Use of steroids Steroids are used in extremely severe cases for control of vomiting. Steroids control vomiting by acting on the central vomiting centers.Further evaluation is required to recommend its routine use.[6]
Non pharmacological treatment options Certain non-pharmacological treatments have being used as adjuncts in the management of hyperemesis gravadarum. Ginger: the root of Zingiber officinale is used for control of vomiting. Acupuncture: used for the control of nausea,vomiting and retching. Out of the varies types of acupuncture, active PC6 acupuncture has being shown to provide symptomatic relief in these patients.[7] Medical hypnosis has also been effective in some cases.[8]
References
  1. ELIAKIM R, ABULAFIA O, SHERER DM. Hyperemesis gravidarum: a current review. Am J Perinatol [online] 2000, 17(4):207-18 [viewed 12 September 2014] Available from: doi:10.1055/s-2000-9424
  2. WEGRZYNIAK LJ, REPKE JT, URAL SH. Treatment of Hyperemesis Gravidarum Rev Obstet Gynecol [online] 2012, 5(2):78-84 [viewed 12 September 2014] Available from: http://www.ncbi.nlm.nih.gov/pmc/articles/PMC3410506
  3. ARULKUMARAN Sabaratnam, et al. Essentials of obstetrics. 2nd ed. New Delhi : Jaypee Brothers Medical Publishers, 2011.
  4. WEGRZYNIAK LJ,REPKE JT,URAL SH. Treatment of Hyperemesis Gravidarum. Reviews in Obstetrics Gynecology, 2012, 5(2), 78–84.
  5. American College of Obstetrics and Gynecology, authors. ACOG (American College of Obstetrics and Gynecology) Practice Bulletin: nausea and vomiting of pregnancy. Obstetrics & Gynecology. 2004 Apr, 103(4), 803-14.
  6. NELSON-PIERCY C, FAYERS P, DE SWIET M. Randomised, double-blind, placebo-controlled trial of corticosteroids for the treatment of hyperemesis gravidarum.
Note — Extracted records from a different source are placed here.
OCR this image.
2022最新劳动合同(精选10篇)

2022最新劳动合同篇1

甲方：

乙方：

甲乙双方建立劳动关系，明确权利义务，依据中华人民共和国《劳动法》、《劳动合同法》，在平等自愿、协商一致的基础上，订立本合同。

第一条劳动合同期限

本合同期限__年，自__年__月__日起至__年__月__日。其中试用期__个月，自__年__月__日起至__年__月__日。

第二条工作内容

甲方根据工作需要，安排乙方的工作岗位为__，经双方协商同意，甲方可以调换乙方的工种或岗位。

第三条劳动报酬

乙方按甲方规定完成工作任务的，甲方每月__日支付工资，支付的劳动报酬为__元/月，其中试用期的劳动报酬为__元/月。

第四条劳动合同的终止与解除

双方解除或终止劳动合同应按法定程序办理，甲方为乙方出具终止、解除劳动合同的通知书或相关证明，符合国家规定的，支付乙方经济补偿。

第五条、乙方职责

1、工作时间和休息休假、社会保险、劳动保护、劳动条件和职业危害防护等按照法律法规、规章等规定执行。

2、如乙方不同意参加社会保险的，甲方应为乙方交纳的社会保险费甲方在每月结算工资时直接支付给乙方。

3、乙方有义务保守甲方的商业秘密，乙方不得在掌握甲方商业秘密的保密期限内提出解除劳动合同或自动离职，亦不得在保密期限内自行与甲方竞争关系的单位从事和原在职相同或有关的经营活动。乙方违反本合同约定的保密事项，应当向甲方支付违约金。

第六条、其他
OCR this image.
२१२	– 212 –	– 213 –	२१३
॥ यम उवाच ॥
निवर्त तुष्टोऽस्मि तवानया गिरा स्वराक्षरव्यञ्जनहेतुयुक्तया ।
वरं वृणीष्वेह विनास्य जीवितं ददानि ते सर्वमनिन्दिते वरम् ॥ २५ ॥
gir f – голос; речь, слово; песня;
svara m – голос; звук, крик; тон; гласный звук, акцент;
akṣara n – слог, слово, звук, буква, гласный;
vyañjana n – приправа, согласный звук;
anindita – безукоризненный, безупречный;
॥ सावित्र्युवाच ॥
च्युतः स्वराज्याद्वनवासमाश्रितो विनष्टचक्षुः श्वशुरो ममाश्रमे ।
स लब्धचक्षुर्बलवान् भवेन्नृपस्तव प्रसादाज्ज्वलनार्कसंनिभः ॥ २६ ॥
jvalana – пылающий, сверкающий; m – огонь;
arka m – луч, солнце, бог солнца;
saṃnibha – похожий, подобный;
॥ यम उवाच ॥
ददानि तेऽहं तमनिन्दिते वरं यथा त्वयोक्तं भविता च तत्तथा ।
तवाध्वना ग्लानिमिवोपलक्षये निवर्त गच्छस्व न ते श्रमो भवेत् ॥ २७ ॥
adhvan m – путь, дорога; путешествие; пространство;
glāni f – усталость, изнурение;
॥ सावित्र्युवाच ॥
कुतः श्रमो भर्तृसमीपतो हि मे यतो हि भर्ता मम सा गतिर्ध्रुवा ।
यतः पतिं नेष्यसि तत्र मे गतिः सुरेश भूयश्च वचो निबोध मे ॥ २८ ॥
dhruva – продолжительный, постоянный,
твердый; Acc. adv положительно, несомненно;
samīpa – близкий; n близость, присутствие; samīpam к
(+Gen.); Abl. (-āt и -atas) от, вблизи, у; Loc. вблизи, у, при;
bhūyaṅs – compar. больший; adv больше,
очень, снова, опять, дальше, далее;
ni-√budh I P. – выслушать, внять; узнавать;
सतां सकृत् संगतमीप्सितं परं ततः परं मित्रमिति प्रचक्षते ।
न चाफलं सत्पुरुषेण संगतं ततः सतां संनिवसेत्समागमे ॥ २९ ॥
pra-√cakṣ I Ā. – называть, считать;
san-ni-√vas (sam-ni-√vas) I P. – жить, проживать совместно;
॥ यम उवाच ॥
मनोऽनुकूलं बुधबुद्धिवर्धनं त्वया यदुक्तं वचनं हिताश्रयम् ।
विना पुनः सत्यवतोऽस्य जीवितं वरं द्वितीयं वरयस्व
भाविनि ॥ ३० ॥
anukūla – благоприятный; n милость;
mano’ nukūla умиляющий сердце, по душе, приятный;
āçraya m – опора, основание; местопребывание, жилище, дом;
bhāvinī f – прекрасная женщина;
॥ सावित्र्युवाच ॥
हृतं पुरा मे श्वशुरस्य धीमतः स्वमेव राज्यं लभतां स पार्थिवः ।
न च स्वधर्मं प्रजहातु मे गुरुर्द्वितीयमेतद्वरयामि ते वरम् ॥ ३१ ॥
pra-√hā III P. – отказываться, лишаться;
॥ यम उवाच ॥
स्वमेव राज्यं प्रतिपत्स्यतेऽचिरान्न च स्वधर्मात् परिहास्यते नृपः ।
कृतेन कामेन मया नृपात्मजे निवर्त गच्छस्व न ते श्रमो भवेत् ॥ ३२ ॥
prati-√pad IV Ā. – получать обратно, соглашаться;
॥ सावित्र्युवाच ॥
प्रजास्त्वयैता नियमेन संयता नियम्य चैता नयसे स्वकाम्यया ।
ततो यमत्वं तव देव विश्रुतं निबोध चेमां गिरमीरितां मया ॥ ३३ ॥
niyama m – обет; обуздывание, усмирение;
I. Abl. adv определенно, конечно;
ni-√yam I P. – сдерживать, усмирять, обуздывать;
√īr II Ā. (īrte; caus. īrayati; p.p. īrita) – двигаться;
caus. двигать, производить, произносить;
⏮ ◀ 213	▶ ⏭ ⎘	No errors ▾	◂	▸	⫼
BJOG [online] 2001 Jan, 108(1):9-15 [viewed 12 September 2014] Available from: http://www.ncbi.nlm.nih.gov/pubmed/11213010
  7. CARLSSON CP, AXEMO P, BODIN A, CARSTENSEN H, EHRENROTH B, MADEGåRD-LIND I, NAVANDER C. Manual acupuncture reduces hyperemesis gravidarum: a placebo-controlled, randomized, single-blind, crossover study. J Pain Symptom Manage [online] 2000 Oct, 20(4):273-9 [viewed 12 September 2014] Available from: http://www.ncbi.nlm.nih.gov/pubmed/11027909
  8. SIMON EP, SCHWARTZ J. Medical hypnosis for hyperemesis gravidarum. Birth, 1999 Dec, 26(4), 248-54.